The fun doesn’t stop there, as if this isn’t enough myself and Fergotron are only able to stare helplessly on while this happens. Naturally Lizzy not sleeping means we aren’t sleeping. Even less fun before now that Fergotron is back at work so there is a need for the entire house to get a good rest. Now that our coping mechanisms are reduced due to insufficient rest and our emotions are high due to watching our baby struggle we get a nice influx of worry about her lack of appetite and thirst. As if this wasn’t sufficient there is a good smattering of guilt at not being able to help. We don’t want to give her Calpol if we don’t have to but sometimes it takes the edge off for her – sometimes of course it doesn’t. We try to tell her that it will be ok, it will pass but we don’t know how long it will take. New games like ‘clap your hands’ are not happening as the majority of time between soreness is spent zoning out. Now I can’t speak for Fergotron but for me there is also a huge worry that this is having a psychological effect on her, that she was in pain and we didn’t help and somehow this will carry on to her adult development. Of course this is nonsense – we all have teeth don’t we but we don’t resent our parents for not helping - but I am prone to internal (and external) melodrama, having read too many pop psychology websites.

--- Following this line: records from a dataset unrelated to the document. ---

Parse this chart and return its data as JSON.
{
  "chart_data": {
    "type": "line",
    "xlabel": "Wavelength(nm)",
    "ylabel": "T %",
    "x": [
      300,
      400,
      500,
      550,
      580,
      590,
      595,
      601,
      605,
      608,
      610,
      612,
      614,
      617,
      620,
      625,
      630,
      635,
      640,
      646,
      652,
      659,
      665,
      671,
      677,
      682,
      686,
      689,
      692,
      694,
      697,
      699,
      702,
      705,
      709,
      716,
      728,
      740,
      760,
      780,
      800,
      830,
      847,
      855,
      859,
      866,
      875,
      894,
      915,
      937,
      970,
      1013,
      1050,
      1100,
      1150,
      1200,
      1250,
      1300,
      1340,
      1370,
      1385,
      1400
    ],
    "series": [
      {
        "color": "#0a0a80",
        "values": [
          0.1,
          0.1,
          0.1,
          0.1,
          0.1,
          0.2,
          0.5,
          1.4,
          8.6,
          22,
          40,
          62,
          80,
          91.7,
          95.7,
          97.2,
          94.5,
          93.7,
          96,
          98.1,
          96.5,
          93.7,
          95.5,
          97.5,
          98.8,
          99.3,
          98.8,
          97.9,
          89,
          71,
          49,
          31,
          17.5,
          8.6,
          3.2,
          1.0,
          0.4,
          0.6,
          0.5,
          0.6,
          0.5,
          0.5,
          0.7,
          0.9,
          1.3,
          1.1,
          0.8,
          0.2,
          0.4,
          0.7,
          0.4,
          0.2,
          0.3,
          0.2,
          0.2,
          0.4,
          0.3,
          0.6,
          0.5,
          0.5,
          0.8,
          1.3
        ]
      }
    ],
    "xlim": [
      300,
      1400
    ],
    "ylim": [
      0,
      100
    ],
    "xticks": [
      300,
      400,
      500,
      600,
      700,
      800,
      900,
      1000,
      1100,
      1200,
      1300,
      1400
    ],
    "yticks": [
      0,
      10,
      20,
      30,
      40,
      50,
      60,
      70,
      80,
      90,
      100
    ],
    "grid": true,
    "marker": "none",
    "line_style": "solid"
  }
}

I know just enough to worry and not enough to really understand. Ahh the folly of the Wikipedia blue link!
Now I know there is an argument given that the evolution is part of the design, but if so I’d still comeback to this point; If this world is a creation of the luck of evolution, then it’s doing pretty well, but if this is any part of any design, well lets just say, if the person was designing anything for me I’d Alan Sugar their ass.